Did you try using inference_mode=local to compute the action on the client side? That way, we only have to send data to the server for training, never for single action computations.

1 Like
    client = PolicyClient(
        "http://" + args.server,
        inference_mode="local",
        update_interval=[every how many sec to update the client's weights from the server?])

Sorry, I forgot to mention that the client side (external simulator) runs outside Python. Otherwise, I would using PolicyClient class and the setting inference_mode='local' for sure, but simulator/client runs in C# :see_no_evil:

1 Like

I’ve found out that a call of my custom NN model in forward_rnn seems to take more than 50% of the time for a complete client-server round trip. From your experience, would you say that this a normal proportion? Also, it seems that this amout of time doesn’t really scale with the number of params in NN model :thinking:

Ah yes, sorry, I remember your use-case (no python on the client side :stuck_out_tongue_winking_eye:)
Hmm, wouldn’t say this is not normal for a model to take up a long time to do a computation. How many parameters does your model have? Also torch or tf?

1 Like

And yes, if you are not doing any batching for action computations (like parallelizing your env/simulator), this does seem like a quite inefficient setup. You are spending lots of time on a) sending a single observation through the wire (+slowness of http) and b) doing a forward pass (on a possibly large model) on a batch of size 1.

Would it be difficult to write an inference-only C# policy so you could do local inference with it and from time to time update its weights that are coming from the server?
I think this would speed up everything considerably.
Sure, we could also provide a faster client/server protocol for RLlib, maybe using msgpack w/ tcp. I’ll add this to our list of improvements (not sure whether this would make it for Q2, though).

1 Like

Yes, that’s me :sweat_smile:
TF model which is mostly shared between two policies atm. There are two transportation agents and thus at most two NN model calls per step. My custom model has four “entrance branches” with dense layers, pooling layer, concatenation, dense layer, LSTM and dense layer. A small test config has about 295k params, the “original” config has about 2.5m params (see screenshots).

@klausk55 have you looked into python bindings for your C# sim?

@rusu24edward Do you mean something like Python.NET or IronPython?
If so, do you have experiences with such “bindings”? I don’t have.
Additionally, I have concerns about compatibility with RLlib (i.e. can I still use RLlib?).

I don’t have experience with C# bindings, but I’ve experimented with C++ bindings for a simulation with RLlib, and I was able to train.

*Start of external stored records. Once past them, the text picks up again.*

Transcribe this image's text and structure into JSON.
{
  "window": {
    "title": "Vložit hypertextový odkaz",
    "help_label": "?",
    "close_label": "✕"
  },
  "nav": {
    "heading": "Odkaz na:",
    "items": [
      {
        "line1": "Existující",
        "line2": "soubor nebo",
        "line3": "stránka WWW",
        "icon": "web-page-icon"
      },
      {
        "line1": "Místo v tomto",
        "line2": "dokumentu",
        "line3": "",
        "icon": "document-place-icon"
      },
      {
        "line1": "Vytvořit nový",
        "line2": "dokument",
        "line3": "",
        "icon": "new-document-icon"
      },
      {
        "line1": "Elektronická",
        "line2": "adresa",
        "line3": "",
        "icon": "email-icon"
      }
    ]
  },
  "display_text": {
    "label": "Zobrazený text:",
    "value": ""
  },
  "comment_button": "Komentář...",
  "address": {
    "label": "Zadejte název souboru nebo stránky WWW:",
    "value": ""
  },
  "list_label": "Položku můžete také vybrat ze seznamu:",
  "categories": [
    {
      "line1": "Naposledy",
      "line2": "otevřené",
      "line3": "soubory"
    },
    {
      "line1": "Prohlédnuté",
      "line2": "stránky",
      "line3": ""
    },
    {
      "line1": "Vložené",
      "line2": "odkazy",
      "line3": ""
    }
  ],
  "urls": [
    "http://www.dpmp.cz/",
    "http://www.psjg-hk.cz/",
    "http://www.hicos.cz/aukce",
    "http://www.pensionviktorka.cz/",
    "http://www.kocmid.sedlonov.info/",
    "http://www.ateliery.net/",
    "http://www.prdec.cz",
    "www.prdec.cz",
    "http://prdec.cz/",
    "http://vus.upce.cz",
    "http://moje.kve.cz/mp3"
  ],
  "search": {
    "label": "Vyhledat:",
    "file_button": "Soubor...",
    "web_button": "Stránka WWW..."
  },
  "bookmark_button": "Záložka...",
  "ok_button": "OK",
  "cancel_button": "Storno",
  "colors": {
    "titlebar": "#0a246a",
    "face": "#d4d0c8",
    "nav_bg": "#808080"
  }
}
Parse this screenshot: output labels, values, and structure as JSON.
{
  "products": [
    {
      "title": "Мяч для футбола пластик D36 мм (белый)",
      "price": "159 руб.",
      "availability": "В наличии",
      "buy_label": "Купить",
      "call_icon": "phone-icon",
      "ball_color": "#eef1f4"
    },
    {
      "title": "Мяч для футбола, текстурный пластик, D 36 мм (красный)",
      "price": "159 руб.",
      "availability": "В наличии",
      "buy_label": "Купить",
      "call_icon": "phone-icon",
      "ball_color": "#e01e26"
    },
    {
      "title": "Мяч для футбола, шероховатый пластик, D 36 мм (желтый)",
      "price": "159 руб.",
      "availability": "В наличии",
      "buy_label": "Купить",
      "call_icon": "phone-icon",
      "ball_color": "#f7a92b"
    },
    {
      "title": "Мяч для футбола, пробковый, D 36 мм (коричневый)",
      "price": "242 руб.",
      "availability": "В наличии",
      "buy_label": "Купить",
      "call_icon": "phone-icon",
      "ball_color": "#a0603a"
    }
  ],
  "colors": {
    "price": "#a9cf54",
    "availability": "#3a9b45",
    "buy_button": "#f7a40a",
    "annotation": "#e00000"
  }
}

I accidentally moved this conversation to a personal message between klausk and me. Here’s some important follow ups for anyone reading this convo:

me: Here’s a small demo of what I did before: GitHub - rusu24edward/pybind11-demo: Demonstrates how to call a C++ class from Python using pybind11. . Basically, I recreated the simple corridor example in C++ and used pybind11 to create python bindings. I then created a driver script that trained a policy using RLlib. It was all very seamless once I got the connection between C++ and Python.

klausk: I’ve experimented with Python.NET which allows embedding Python in c# and it works really nice yet! :grinning:
So far, I initialize and call a PolicyClient from c# using inference_mode=“local” which saves me from doing a server-client roundtrip each step. This is much faster to generate rollouts!
Probably, it also should go without making use of PolicyServer/Client and directly utilize ExternalEnv resp. BaseEnv class, but at this stage of prototyping I’m really happy with the current workaround :raised_hands:
Thanks a lot for your tip, maybe it’s a milestone in further progress!

1 Like

@sven1977, do you think it would be beneficial to include this guidance in the rllib docs for external environments? We can use and format the demo I linked to for the C++/Python bindings.